Can Mixi, Japanese Social Network Service, Revive?

According to Neilsen Netview, a research company, the SNS used most by Japanese people in September 2012 was Facebook with 17,369 thousand usersThe next closest was Twitter with 13,243 thousand users.  The third was mixi, the Japanese SNS, but the people who visited is under one third of Facebook, only 5,686 thousand.

Just one year before, in September 2011, the most popular SNS in Japan was mixi, which had 21 million active users (who used the service within one year).  This number was more than twice that of Facebook, which had only 9.7 million users.

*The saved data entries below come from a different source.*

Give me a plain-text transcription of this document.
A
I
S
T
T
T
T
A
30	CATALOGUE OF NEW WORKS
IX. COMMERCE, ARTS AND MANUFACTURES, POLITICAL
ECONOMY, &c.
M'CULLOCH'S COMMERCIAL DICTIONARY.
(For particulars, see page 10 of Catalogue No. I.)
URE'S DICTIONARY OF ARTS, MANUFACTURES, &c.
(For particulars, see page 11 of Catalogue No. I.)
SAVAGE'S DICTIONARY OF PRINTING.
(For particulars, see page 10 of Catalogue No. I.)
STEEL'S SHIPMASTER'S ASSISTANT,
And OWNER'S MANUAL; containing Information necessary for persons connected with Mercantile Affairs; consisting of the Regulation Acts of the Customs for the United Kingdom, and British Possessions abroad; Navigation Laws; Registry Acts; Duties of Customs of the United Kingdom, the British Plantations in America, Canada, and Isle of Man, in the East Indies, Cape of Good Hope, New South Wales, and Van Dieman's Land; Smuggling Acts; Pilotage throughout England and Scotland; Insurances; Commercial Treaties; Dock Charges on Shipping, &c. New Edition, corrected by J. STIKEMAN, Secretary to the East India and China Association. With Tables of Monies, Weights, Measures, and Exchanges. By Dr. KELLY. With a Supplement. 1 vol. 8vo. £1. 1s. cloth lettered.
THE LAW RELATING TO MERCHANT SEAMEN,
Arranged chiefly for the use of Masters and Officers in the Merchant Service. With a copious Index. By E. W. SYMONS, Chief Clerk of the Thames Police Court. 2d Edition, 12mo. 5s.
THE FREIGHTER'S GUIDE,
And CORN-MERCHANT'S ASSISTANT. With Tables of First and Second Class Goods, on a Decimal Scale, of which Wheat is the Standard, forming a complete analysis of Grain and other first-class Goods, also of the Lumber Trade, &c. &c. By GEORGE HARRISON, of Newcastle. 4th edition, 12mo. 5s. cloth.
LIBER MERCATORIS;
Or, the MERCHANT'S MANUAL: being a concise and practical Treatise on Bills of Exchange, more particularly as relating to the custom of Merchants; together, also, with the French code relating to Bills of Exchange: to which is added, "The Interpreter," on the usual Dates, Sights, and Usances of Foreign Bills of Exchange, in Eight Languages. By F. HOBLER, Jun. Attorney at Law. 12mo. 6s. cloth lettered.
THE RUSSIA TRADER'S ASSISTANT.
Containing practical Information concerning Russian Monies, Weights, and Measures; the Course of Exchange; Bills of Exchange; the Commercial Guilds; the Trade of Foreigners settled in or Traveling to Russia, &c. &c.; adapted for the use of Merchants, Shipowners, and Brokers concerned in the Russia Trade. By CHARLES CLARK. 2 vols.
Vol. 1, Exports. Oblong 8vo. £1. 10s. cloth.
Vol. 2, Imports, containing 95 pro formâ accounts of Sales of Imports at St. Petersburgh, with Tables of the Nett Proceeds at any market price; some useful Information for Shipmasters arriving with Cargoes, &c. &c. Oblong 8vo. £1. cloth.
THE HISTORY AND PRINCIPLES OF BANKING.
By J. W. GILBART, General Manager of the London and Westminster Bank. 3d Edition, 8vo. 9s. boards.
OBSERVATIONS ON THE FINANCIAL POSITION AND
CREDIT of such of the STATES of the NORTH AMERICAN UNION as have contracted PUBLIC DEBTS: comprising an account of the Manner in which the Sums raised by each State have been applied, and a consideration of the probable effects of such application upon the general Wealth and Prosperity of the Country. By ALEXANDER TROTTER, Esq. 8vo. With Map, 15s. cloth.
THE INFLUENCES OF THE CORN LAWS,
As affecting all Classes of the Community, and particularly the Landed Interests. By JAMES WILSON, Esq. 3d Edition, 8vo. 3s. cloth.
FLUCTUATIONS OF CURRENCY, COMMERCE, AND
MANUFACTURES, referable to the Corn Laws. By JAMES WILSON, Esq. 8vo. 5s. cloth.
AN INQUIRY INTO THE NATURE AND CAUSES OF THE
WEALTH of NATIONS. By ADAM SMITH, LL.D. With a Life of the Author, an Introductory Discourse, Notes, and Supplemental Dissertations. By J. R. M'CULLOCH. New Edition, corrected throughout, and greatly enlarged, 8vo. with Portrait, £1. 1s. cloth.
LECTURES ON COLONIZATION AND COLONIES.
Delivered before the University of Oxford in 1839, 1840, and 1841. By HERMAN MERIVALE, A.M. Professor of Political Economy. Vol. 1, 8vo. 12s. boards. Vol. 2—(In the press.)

One of the biggest traits of mix is that it is anonymous.  Different from Facebook, no actual name was necessary and it was said that Japanese people prefer anonymity.  However, with the boom of Facebook, mixi's popularity decreased.  I personally created a mixi account in around 2005, but I have not logged onto mixi for more than a year.

There would be many reasons for the decline in mixi's popularity.  One important aspect may be the specification changes, such as abolishing a "Footprint function", or "Ashiato Kino," by which users can tell who visited her page.  Although this change was to deal with spammers who visited users' pages and attract users to visit their advertising pages, many mixi users protested, as they were unable to know who was interested in their site.

Facing this hardship, mixi started to change the managers and introduced the policy of "user first" by which they listen to the request of users and enhance the users' experience.  In December 2012, one year and a half after the removal, mixi re-introduced a similar function to the footprint function.

But it would take some time before we can tell whether mixi can revive.  In Japan, there are not many users who express their opinion to the administrating company. It may be that the silent majority's opinion is different from that of a user with a loud voice. "User first" policy may lead to reflect the needs of the users who have loud voices.  The question is whether the users who do not actively complain to the administrations would be happy with the "enhancement of the user experience."  Whether mixi can reflect the needs of such passive users would be the key for their revival.

DISCLAIMER: "IT Law issues in Japan" only provides general information about Japanese information technology law and does not, under any circumstances, constitute legal advice. You should first obtain the advice of professional legal counsel who is qualified in Japan before acting or refraining from acting based on this blog.